In relation to student academic development, technology engages students with a polyphony of voices. Schools that successfully guide students so that they can critique these voices, schools that give them structures for analysis and those that have teachers who make their own thinking processes visible to students will empower their student communities. Students learn in clusters and help each other. I do see that there is still a strong, positive role for the teacher to guide the students through the curriculum. Students don’t automatically know the questions to ask, and they need to be led to those areas that they might fear. Too many students review the Mathematics they already have mastered at the expense of the topic with which they struggle.
And computer technology isn’t the only kind they need to encounter. They need paint and play and wood and ink and garden soil and Bunsen burners.
I worry about the schools that are scared of phone technology. I understand the reasons. Students might access inappropriate sites or they might cyber-bully in school. Schools are, however, places where students grow up. Some will make quite public mistakes. With or without technology, teenagers can and do sometimes hurt each other. We understand that as adults, because it sometimes happens to the adults in the school community too. Phone technology can provide us with an avenue to assist students to make better choices. We don’t need to ban it, but we do need to manage it. We do need to create an etiquette of usage.
And we need to be careful to not glorify the past. Steve Turner wrote: These are the good old days, just wait and see. Our own schooling wasn’t perfect. Whenever a technological change has occurred, we are quick to forget the sins of previous systems. According to the New York Times, in the early 1800s, between 100,000 to 200,000 horses lived in the city. A typical horse produced from 15 to 30 pounds of manure (with the average output about 22 pounds) and about a quart of urine a day, usually distributed along the course of its route or deposited in the stable (New York Times, June 9, 2008).Today, as a society, we are utterly committed to the motor vehicle . It is convenient, private and a relatively fast form of transport. Yet we know that we have too many road deaths and that carbon pollution is a significant problem. What a joy and what a monster the automobile must have seemed at the turn of the 20th Century! It is still that today. Yet we seek to teach our young people to manage it.

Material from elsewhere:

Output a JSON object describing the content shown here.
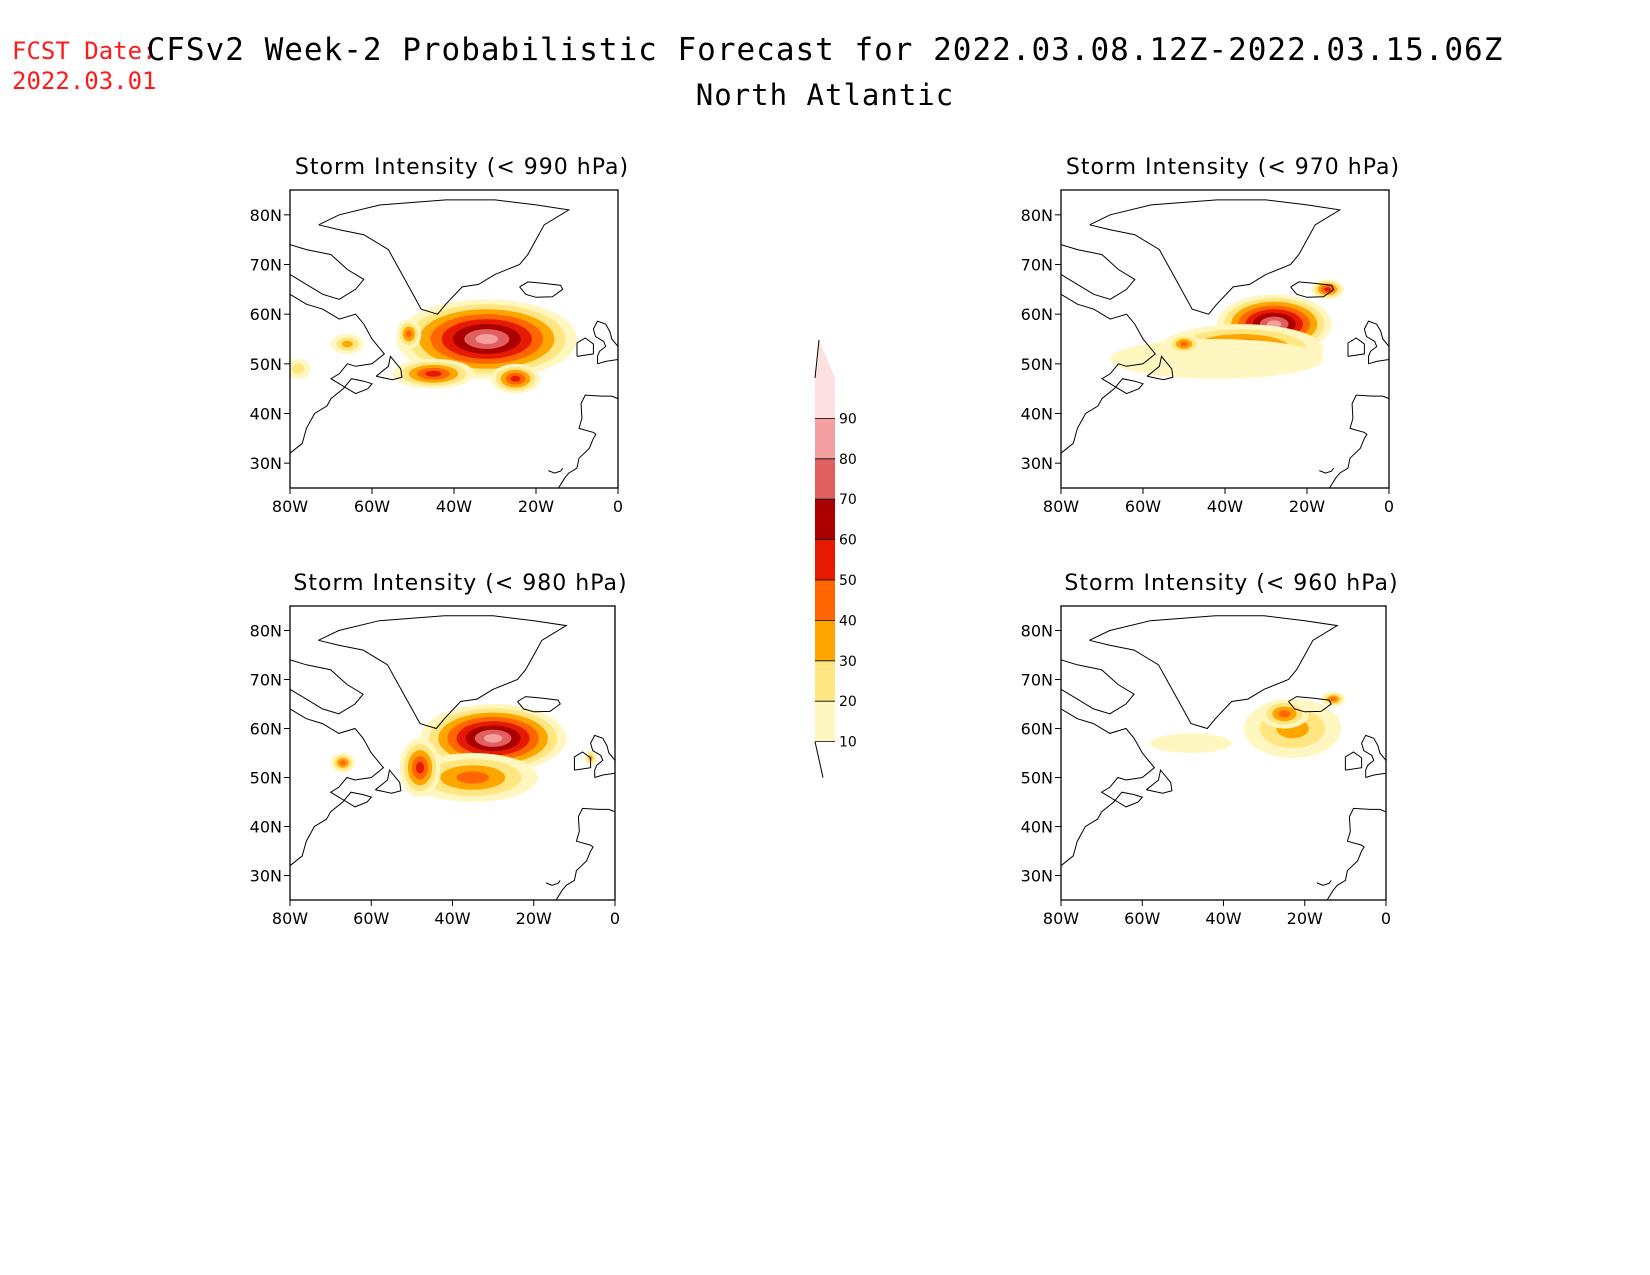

Technology makes our jobs as educators and parents both easier and harder. We have to think harder about when we construct authority structures and when we deconstruct them. It can lead us into some very helpful conversations
I wish to note a point about my own Christian faith here. It makes transparent my thinking. In Paul’s epistle to the Philippians he talks about the incarnation. In verses 6 and 7 of Chapter 2, Paul wrote: Jesus, Who, being in very nature God, did not consider equality with God something to be used to his own advantage; 7 rather, he made himself nothing by taking the very nature of a servant, being made in human likeness.
As the Principal of a Presbyterian school I seek to follow His lead. We build a learning community by both accepting authority and by seeking to release our authority. Some students require tighter structures for a time, but our goal is to assist them to become mature adults who are able to seek the truth, to have integrity and to be humble in relation to their own understanding. Truth, integrity and humility are difficult virtues: but they have always been an antidote to societal excesses. A technological world does not free us from our responsibilities towards God and others.